Brazil states foresee US$6 billion loss from ICMS tax change on fuels designed to mitigate price rise
RIO DE JANEIRO, BRAZIL – Brazilian states recalculated in R$32 (US$6) billion the size of their collective losses under the bill that changes the way ICMS (a Value Added Tax on the transfer of goods) is charged to mitigate the rise in fuel prices. The bill was approved by the Chamber of Deputies and is now being processed in the Senate.
In a note, the National Committee of State Finance Secretaries (Comsefaz) says that this loss will occur for both states and municipalities, as the latter receive a share of the state ICMS tax revenues. The previous calculation foresaw a reduction in tax collection of R$24 billion.

After failing to stop the bill in the House of Representatives, the states are promoting a joint effort to convince the senators to reject the plan.
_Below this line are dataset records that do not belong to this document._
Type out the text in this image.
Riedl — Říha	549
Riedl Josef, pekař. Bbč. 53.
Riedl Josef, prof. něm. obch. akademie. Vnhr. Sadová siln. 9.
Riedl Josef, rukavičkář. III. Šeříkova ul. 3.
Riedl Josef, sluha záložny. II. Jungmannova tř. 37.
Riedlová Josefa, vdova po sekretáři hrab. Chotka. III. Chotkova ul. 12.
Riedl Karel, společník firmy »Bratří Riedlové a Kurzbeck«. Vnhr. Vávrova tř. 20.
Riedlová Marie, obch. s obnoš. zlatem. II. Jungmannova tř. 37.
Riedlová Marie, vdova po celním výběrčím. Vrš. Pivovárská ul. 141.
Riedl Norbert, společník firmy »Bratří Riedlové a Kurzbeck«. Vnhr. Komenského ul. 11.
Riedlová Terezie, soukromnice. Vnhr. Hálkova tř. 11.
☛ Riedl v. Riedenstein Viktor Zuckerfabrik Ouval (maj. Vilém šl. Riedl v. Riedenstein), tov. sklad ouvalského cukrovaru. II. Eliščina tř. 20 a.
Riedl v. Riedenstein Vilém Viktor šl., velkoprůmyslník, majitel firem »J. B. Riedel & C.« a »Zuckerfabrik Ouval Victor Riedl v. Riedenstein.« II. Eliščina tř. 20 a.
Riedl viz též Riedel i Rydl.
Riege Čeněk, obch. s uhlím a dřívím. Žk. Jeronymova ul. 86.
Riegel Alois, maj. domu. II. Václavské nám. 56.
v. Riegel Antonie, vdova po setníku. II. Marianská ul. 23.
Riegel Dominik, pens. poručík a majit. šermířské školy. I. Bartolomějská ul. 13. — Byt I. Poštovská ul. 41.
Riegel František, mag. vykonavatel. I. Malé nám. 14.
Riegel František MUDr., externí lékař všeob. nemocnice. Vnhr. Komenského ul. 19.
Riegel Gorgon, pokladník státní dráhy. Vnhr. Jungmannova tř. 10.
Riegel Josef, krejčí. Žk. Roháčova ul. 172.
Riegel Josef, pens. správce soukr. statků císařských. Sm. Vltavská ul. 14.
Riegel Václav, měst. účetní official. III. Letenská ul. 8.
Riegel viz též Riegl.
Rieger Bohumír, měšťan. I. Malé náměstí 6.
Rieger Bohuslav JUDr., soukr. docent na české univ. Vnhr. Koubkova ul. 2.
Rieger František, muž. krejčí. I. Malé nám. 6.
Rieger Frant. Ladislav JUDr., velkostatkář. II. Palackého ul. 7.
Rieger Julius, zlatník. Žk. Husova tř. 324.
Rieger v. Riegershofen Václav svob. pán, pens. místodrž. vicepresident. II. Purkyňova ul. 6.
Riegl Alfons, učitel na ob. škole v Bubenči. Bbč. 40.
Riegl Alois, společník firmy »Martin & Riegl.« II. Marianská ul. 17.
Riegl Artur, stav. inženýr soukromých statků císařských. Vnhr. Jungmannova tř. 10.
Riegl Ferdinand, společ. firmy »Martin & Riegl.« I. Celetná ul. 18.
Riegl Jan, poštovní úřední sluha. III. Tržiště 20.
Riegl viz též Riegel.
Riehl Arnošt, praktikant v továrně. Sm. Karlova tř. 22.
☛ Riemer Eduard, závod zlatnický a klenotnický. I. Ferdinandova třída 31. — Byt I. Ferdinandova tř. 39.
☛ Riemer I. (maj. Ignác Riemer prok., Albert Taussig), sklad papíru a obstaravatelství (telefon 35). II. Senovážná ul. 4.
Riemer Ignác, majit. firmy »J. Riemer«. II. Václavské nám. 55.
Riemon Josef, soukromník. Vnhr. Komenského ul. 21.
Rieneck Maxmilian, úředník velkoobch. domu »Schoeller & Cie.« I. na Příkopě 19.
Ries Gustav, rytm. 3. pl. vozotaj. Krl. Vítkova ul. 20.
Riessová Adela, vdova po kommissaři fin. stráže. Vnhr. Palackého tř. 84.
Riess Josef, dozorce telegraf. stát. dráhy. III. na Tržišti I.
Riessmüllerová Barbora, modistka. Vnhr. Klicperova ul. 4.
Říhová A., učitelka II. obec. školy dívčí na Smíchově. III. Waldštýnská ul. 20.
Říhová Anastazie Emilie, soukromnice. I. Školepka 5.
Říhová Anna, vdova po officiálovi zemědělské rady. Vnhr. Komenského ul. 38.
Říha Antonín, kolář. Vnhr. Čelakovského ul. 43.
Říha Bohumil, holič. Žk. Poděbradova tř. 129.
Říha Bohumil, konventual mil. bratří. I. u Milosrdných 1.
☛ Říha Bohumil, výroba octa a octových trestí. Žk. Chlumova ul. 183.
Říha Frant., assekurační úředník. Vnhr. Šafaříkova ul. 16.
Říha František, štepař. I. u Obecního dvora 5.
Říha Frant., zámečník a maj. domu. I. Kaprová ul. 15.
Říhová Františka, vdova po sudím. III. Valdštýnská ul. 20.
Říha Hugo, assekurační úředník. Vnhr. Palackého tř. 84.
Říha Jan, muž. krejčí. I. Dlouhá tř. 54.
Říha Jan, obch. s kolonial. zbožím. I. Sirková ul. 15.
For the states, besides threatening the financing of mandatory expenses and compromising the fiscal balance of the subnational entities, the change in the ICMS will not solve the problem of high fuel prices. They argue that the problem will only be solved with the revision of the International Parity Policy adopted by Petrobras since 2016.
“No action is taken on the cause of the rise in prices, and a diversionist fiction is created that only attempts to displace from the federal government its full responsibility on the issue,” says the note.
The states have classified the project as an “experiment in misconception” that is too costly for the lives of citizens in situations of greater economic vulnerability, who would be the most affected by the cut in public service resources.
Comsefaz also argues that the bill is unconstitutional. They argue that Congress has specific competence in matters of ICMS to create a single-phase regime for the taxation of fuels. But, even in this case, the Constitution reserves to the National Council of Treasury Policy (Confaz) the ability to decide on ICMS rates.
The president of the Chamber of Deputies, Arthur Lira (PP-AL), defended the bill that changes the ICMS collection on fuels, approved by the chamber last week. According to him, no state is having collection difficulties. “States and municipalities are full of resources,” he said in an interview with Veja magazine.
Although the bill changes the collection, currently a percentage on the average sale price, to a fixed value per liter, Lira said the Chamber did not touch the autonomy of the states, which will be able to define the ICMS rates for each fuel. The text is now in the Senate but is being resisted by the states and could be changed.
When talking about inflation, Lira minimized the fact that market forecasts for inflation this year are close to 9%. In 12 months, the IPCA accumulates a high of 10.25%. “Brazil’s 9% inflation, with all the difficulties, is not a disparity. The United States is at 5%”, he said.